New Delhi: Despite the unabated rise in food prices, which drove retail inflation to a five-month high of 7.41 per cent in September, there is limited legroom for the government to intervene in the market by selling public stocks to cool prices.
Data from the Food Corporation of India (FCI) shows that the government’s wheat stocks stood at 22.7 million tonnes at the start of this month, which is less than half of where they stood in October 2021 (46.8 million tonnes).
Wheat stocks — at their lowest in six years — are just above the operational and strategic buffer norm of 20.5 million tonnes in October.
Another cause for concern is the Rabi crop of winter wheat which is yet to be planted and will hit the markets only in April 2023. Retail wheat flour prices have already risen 18 per cent year-on-year (as on 13 October).
In May, India banned wheat exports after a heatwave blighted the crop the previous month.
Where rice stocks stand
Compared to wheat, rice stocks are at comfortable levels but the future price outlook will depend on the actual crop size as farmers begin to harvest their Kharif crop starting this month.
Public stocks of rice, as of October, stood at 20.5 million tonnes — close to double the stocking norm of 10.5 million tonnes. Additionally, FCI is also sitting on close to 12 million tonnes of unmilled paddy (October 2022).
In contrast to retail wheat flour prices, the year-on-year rise in retail rice prices was a modest 7.3 per cent as of 13 October.
For now, the Agriculture Ministry estimates Kharif rice production to fall by about 7 million tonnes in 2022-23 compared to the previous year.
Food inflation on the rise
Food inflation continues to be stubbornly high despite several attempts by the government to rein it in. Inflation numbers released earlier this week show consumer food prices rose by 8.6 per cent year-on-year in September, marking the highest monthly increase since November 2020.

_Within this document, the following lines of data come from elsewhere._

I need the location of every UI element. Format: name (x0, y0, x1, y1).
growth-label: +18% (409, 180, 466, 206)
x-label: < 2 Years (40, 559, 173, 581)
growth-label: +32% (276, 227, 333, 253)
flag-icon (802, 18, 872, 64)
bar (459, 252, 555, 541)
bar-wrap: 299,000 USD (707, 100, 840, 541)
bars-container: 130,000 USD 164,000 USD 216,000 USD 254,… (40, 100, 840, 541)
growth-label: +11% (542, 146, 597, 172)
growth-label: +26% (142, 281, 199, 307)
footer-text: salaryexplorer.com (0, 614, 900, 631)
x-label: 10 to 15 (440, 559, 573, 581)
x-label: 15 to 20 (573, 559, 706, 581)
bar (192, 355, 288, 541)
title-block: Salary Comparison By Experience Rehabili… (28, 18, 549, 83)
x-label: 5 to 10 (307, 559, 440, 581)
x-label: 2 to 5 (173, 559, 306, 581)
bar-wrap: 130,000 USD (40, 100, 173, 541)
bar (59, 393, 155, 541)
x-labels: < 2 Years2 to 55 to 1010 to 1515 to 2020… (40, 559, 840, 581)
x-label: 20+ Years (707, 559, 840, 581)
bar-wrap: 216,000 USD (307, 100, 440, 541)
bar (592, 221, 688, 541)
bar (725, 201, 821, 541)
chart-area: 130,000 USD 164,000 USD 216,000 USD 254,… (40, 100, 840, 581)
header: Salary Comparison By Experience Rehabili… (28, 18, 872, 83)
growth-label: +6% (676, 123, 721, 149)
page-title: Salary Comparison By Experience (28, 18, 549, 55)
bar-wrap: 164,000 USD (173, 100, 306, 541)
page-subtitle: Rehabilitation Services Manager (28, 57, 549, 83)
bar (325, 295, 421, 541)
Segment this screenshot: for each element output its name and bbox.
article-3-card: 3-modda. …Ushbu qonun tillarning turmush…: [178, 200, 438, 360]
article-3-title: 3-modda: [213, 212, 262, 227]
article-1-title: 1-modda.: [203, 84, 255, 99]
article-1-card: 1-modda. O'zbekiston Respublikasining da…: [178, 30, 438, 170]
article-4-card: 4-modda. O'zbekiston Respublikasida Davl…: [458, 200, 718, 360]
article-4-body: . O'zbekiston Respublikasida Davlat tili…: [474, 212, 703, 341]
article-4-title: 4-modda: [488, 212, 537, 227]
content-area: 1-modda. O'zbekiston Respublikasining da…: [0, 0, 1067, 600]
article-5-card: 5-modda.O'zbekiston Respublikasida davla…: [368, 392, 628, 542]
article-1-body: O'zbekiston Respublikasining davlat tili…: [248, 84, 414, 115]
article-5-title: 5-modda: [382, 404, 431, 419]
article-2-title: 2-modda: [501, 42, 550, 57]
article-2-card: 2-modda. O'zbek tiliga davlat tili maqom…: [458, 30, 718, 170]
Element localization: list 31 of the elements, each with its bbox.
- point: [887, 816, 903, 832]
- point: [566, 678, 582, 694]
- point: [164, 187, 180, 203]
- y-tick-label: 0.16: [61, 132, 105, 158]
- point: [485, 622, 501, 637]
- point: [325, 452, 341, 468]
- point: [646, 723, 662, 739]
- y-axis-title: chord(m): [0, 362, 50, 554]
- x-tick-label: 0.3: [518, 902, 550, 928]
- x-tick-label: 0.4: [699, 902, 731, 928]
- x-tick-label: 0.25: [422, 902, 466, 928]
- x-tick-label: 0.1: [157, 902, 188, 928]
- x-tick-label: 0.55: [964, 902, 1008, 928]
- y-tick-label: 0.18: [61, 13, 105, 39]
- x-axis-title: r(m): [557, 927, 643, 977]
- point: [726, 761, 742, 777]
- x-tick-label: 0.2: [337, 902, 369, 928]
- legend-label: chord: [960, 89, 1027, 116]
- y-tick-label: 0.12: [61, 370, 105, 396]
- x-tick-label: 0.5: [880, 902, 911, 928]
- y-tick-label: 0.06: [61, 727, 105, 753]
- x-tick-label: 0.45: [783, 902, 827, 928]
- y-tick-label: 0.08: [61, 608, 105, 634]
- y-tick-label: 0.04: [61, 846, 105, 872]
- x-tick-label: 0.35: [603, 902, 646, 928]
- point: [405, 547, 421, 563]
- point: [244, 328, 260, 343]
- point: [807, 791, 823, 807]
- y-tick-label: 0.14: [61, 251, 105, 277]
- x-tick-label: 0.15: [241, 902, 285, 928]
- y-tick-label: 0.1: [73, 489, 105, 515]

A reading of inflation numbers shows that the surge in prices of two food categories contributed most to the spike — vegetables (18 per cent) and cereals (11.5 per cent).
The unabated increase in food prices was despite India’s decision to impose export curbs on wheat and rice and to lower import duties on edible oils.
Beyond rice and wheat, several categories of vegetables have seen a sharp rise in prices.
Data from the Ministry of Consumer Affairs shows that current retail prices of potatoes and tomatoes are 28 per cent and 13 per cent higher, respectively, year-on-year. Prices of perishables could spike further as continuous unseasonal rains in October damaged vegetable crops, alongside cereals and pulses.
Apart from staples, milk prices have also been on the rise (7 per cent year-on-year in September 2022) driven by a spike in price of fodder and lower milk output due to the lumpy skin disease outbreak.
“Food prices, especially of cereals, milk and vegetables are the main culprits… and the fresh arrival of Kharif output would provide some comfort on that front. RBI would be concerned about high food inflation and its adverse impact on inflationary expectations,” ratings company Care Rating said in a note after the release of inflation numbers on 12 October.
Meanwhile, annual inflation rate based on wholesale food prices eased to 8.08 per cent Friday for the month of September, registering a drop from 9.93 per cent in August.